Certes, en fonction de l’image de l’hôtel, il ne peut pas développer toutes ses idées et il le reconnaît lui-même, son équipe le modère afin de rester proche de la clientèle familiale des lieux. Ainsi, même s’il est adepte de la cuisine moléculaire depuis un bref passage dans le fameux restaurant El Bulli, on en trouve que peu de traces dans les menus.
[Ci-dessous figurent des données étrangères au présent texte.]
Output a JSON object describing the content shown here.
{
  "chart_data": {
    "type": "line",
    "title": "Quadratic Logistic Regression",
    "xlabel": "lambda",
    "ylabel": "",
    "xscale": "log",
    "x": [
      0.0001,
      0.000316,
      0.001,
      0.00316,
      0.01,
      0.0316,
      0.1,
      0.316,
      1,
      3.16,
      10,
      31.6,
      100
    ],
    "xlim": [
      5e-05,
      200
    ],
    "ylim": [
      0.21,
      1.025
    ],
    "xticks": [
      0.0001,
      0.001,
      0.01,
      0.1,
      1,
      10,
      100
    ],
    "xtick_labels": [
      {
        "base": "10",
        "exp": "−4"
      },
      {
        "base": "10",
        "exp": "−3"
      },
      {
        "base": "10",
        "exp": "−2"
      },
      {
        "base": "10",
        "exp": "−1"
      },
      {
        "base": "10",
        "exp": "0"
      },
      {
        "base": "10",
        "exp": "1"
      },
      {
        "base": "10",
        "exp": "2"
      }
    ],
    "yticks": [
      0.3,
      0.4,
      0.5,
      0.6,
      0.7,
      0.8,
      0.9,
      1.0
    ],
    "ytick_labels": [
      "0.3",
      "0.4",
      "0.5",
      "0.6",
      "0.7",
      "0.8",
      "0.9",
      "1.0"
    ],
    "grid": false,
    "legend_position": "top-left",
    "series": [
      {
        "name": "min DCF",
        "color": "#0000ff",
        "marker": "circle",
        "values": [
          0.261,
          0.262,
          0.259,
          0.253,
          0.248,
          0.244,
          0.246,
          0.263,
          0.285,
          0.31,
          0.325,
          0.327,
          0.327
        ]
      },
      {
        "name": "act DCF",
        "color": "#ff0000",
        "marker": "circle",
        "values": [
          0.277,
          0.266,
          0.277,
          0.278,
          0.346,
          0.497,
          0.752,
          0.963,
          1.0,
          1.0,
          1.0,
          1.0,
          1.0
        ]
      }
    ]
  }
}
Enfin, il a pu imposer quelques fournisseurs afin de bénéficier de produits d’exception. En effet, pour pouvoir fournir une grosse structure comme Disneyland Paris, il faut être capable de livrer de grosses quantités, ce que certains petits artisans ou agriculteurs ne peuvent faire en raison de leurs petites productions. Ainsi, il a la possibilité de servir des produits qu’on ne trouve habituellement que dans les trois étoiles. Il a aussi la garantie d’avoir à sa disposition tous les produits inscrits dans sa « liste », peu importe que les prix varient ou non. C’est important pour des crustacés comme le homard dont le prix grimpe en flèche au moment des fêtes de fin d’année…
Philippe GENELETTI est donc très heureux de ses conditions de travail et continue de faire évoluer son offre afin de satisfaire encore plus les papilles de ses hôtes.
Et comme l’expérience gastronomique repose également sur l’accompagnement des mets avec les vins, il a demandé à « Monsieur René » de lui obtenir quelques beaux flacons pour garnir la vinothèque du California Grill. C’est aujourd’hui chose faite. En particulier, la partie « Champagne » qui était un peu pauvre a été bien complétée avec l’apparition de nouvelles marques et de nouveaux produits. Néanmoins sur l’aspect œnologie, il manque encore un élément important : un sommelier. En interne, personne n’a les diplômes requis et la formation est longue. Mais ce poste devrait être pourvu très bientôt.
Après cet entretien très enrichissant, nous avons noté que la volonté de la société est bien de hausser le niveau du California Grill. Couplé à la montée en gamme du Disneyland Hotel, il est certain que ce n’est que le début de l’aventure et que Philippe GENELETTI, après avoir gouté aux joies de chef étoilé, voudra renouveler l’expérience.
De plus, la course aux restaurants gastronomiques adossés aux palaces faisant rage en France et à Paris en particulier, il est fort à parier que le Disneyland Hotel va encore évoluer vers le haut niveau, à l’image de ses homologues américains de Walt Disney World.